The answer is to use the cleanest possible energy, solar energy captured by photovoltaic cells, to run electrochemical reactions.
“That’s what the Green Chemistry article is about,” Moeller says. “It’s a proof-of-principle paper that says it’s easy to make this work, and it works just like reactions that don’t use photovoltaics, so the chemical reaction doesn’t have to be changed around.”
The next step
The Green Chemistry article demonstrated the method by directly oxidizing molecules at the electrode. No chemical reagent was used. Since writing the article, Moeller’s group has been studying how solar-powered electrochemistry might be used to recycle chemical oxidants in a clean way.
Why would manufacturers choose to use a chemical oxidant, if the voltage of the electrode can be matched to the oxidation potential of the molecule that must be oxidized?
“An electrode selects purely on oxidation potential,” Moeller says. “A chemical reagent does not. The binding properties of the chemical reagent might differ from one part of the molecule to another. And there’s also something called steric hindrance, which means that one part of the molecule might physically block access to an oxidation site, forcing substrates to other sites on the reagent.
“The chemistry community has learned how to use chemical reagents to make reactions selective,” he says.
“The reagents are usually expensive and toxic, so they are recycled,” he says. “We are working on cleaning up reagent recycling.”
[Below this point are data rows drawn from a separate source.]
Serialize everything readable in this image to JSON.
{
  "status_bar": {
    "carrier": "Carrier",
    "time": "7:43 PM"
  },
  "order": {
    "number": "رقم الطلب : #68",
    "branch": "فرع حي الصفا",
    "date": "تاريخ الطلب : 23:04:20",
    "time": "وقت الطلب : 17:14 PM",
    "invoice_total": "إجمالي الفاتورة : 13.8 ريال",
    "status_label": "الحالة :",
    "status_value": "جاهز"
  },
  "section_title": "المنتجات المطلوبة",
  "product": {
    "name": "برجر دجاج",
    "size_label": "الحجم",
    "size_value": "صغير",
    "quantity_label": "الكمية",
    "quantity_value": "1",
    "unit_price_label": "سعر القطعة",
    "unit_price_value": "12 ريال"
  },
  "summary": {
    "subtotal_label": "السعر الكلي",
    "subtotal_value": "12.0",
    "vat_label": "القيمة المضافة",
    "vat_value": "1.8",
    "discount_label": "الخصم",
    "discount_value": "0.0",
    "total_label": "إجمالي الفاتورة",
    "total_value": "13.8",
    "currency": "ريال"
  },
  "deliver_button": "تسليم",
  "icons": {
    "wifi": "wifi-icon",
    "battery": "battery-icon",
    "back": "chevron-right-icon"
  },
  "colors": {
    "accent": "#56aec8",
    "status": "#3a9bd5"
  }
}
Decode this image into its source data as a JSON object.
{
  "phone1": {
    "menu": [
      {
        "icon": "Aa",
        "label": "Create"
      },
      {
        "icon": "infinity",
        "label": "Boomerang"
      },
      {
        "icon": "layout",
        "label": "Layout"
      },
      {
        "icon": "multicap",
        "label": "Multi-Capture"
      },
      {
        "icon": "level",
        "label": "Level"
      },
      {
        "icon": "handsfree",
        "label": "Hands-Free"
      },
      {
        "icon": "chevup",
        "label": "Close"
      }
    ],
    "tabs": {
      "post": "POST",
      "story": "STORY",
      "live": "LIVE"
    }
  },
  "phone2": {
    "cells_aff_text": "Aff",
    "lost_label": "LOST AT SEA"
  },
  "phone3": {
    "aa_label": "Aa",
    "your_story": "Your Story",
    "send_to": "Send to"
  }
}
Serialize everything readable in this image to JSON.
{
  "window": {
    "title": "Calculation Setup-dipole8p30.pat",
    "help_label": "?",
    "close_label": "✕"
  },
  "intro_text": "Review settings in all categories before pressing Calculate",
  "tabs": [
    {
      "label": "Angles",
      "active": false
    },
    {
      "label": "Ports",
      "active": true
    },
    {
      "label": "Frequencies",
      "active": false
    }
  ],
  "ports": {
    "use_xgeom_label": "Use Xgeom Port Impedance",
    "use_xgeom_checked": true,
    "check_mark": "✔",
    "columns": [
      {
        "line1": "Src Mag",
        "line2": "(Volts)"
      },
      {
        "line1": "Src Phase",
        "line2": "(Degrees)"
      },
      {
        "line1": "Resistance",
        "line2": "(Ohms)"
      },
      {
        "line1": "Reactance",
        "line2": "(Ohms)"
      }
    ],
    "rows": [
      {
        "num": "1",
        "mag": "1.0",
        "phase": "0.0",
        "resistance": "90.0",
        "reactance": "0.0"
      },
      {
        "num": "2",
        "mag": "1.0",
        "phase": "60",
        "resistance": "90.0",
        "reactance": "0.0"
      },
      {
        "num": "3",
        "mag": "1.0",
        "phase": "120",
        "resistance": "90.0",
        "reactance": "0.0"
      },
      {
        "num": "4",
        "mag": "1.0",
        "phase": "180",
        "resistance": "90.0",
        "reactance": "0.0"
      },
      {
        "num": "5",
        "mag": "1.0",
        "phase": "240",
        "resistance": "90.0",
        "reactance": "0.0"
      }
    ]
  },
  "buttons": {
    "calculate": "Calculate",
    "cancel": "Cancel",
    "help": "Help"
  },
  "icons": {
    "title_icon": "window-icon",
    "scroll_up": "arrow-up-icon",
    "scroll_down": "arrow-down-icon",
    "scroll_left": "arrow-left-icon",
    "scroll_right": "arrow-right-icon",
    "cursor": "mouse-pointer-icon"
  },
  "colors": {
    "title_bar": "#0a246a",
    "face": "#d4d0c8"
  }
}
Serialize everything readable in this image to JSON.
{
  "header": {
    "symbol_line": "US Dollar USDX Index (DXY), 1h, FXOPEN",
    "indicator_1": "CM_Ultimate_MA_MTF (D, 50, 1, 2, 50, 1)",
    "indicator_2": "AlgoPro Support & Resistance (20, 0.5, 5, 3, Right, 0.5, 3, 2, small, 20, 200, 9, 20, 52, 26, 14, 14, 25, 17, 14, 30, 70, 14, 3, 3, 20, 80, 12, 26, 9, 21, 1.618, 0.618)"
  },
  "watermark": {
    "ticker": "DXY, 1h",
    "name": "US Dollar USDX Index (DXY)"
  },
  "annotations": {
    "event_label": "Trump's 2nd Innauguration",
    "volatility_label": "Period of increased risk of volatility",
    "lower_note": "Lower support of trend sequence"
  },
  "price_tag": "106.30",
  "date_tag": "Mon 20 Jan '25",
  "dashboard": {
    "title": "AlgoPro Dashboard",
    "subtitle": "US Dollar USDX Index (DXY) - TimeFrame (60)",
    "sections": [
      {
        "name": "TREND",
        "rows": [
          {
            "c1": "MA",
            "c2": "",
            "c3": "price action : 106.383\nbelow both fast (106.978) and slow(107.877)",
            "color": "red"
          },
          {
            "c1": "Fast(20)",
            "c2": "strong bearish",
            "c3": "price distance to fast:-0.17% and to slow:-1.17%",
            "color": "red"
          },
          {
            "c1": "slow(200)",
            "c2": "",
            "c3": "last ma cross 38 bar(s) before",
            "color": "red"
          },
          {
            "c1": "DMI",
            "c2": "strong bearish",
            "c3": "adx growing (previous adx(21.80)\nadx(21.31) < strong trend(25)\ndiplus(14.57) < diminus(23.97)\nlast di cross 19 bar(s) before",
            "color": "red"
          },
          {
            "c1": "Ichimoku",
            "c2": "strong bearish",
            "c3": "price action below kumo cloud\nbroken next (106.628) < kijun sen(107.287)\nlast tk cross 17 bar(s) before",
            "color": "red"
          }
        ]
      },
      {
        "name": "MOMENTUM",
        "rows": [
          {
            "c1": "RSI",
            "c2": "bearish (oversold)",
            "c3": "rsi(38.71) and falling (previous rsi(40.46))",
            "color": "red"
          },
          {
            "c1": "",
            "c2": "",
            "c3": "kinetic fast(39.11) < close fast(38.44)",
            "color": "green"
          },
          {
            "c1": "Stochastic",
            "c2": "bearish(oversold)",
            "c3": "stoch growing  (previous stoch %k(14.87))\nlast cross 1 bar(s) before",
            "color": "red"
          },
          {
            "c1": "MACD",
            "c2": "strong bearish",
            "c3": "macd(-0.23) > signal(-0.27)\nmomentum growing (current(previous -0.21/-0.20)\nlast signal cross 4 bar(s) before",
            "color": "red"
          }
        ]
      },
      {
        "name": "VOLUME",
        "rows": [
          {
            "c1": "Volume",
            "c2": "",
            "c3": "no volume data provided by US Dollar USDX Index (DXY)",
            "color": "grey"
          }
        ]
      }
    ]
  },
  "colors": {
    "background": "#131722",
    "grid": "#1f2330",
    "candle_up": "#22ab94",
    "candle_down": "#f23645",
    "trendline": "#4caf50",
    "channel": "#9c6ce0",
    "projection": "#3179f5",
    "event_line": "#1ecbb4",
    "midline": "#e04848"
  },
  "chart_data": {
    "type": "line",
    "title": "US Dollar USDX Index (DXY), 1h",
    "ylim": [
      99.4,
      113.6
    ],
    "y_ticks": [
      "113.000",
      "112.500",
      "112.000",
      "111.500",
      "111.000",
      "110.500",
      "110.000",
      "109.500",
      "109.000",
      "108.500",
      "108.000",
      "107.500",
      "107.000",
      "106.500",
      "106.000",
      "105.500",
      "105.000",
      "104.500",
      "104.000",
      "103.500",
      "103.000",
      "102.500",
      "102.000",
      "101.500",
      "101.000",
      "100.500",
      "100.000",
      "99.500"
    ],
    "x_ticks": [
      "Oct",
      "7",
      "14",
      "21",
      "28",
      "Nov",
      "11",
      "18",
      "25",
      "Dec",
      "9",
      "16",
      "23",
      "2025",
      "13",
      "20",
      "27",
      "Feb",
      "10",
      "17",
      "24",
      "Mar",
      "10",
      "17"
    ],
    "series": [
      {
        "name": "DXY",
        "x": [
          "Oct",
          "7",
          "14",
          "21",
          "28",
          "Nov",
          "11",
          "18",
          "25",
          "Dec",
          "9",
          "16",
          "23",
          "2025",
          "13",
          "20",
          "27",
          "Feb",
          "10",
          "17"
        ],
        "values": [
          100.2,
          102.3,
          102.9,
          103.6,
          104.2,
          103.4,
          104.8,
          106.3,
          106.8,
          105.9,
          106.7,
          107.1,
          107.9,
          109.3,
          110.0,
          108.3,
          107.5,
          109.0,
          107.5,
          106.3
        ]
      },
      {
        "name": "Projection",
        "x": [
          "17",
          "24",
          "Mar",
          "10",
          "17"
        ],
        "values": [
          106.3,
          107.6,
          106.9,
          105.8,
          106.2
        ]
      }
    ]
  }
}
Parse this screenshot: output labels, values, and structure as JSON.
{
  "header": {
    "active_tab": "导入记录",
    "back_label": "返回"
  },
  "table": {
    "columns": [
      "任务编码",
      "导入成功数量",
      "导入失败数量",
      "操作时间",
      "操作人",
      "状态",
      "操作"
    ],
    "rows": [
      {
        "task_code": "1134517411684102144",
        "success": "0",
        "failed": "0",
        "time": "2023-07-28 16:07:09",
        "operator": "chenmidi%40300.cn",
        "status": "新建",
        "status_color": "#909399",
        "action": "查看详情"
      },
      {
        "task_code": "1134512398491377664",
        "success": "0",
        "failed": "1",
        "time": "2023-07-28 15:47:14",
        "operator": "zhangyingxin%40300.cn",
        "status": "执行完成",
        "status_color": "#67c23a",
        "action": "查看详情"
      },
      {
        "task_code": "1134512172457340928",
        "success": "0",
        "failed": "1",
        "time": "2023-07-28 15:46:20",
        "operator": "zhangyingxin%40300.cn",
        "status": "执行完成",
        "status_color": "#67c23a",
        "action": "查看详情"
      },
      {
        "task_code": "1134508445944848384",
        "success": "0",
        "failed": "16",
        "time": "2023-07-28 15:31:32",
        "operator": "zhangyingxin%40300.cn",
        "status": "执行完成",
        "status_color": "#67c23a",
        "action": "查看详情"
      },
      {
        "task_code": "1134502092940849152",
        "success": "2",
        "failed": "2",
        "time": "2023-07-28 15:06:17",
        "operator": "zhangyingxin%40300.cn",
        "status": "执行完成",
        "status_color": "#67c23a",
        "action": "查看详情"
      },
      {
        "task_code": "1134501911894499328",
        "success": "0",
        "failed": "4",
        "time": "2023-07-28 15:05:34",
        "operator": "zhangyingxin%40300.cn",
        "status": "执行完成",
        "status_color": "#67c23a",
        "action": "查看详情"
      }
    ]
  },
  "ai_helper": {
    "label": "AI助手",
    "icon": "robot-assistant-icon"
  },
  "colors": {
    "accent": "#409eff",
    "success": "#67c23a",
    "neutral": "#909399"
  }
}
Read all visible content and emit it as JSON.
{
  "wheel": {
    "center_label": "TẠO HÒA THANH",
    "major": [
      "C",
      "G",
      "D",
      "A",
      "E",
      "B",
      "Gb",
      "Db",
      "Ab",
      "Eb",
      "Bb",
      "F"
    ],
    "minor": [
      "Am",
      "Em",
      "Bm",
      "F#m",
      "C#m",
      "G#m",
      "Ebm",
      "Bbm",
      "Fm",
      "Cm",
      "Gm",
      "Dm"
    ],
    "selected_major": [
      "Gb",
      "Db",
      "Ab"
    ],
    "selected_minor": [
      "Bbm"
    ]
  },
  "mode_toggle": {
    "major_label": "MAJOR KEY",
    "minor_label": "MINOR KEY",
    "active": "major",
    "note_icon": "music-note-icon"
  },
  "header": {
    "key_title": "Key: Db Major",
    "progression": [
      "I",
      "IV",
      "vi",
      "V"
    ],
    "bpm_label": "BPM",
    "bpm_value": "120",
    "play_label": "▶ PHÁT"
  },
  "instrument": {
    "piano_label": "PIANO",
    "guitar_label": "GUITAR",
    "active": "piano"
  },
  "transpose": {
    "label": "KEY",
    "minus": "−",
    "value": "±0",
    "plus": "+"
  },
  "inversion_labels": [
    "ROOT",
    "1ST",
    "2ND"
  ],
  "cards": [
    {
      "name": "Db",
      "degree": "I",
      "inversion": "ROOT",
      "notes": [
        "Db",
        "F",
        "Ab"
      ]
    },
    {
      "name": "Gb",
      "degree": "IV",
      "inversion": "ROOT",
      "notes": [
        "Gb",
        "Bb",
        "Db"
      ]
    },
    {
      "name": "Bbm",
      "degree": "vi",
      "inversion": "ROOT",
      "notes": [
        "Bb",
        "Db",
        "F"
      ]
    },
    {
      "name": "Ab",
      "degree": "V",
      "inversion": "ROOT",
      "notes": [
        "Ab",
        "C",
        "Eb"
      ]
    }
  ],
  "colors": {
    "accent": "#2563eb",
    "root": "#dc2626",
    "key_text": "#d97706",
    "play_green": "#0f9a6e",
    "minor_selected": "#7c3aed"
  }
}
In the chromium oxidation described above, for example, chromium IV could be recycled electrochemically instead of through a reaction with periodate. Instead of periodate waste, the reaction would produce hydrogen gas as the byproduct.
“Another example is an industrial process for carrying out alcohol oxidations that convert the alcohol group to a carbonyl group,” Moeller says. “This process uses TEMPO, a complex chemical reagent discovered in 1960. TEMPO is expensive, so it is recycled by the addition of bleach. This regenerates the TEMPO but produces sodium chloride as a byproduct.”
In small quantities, sodium chloride is table salt, but in industrial quantities, it is a waste product whose disposal is costly. Once again, the TEMPO can be recycled using electrochemistry, a process that produces hydrogen as the only byproduct.
“We can’t make all of chemical synthesis cleaner by hitching solar power to electrochemistry,” Moeller says, “but we can fix the oxidation reactions that people use. And maybe that will inspire someone else to come up with simple and innovative solutions to other types of reactions they’re interested in.”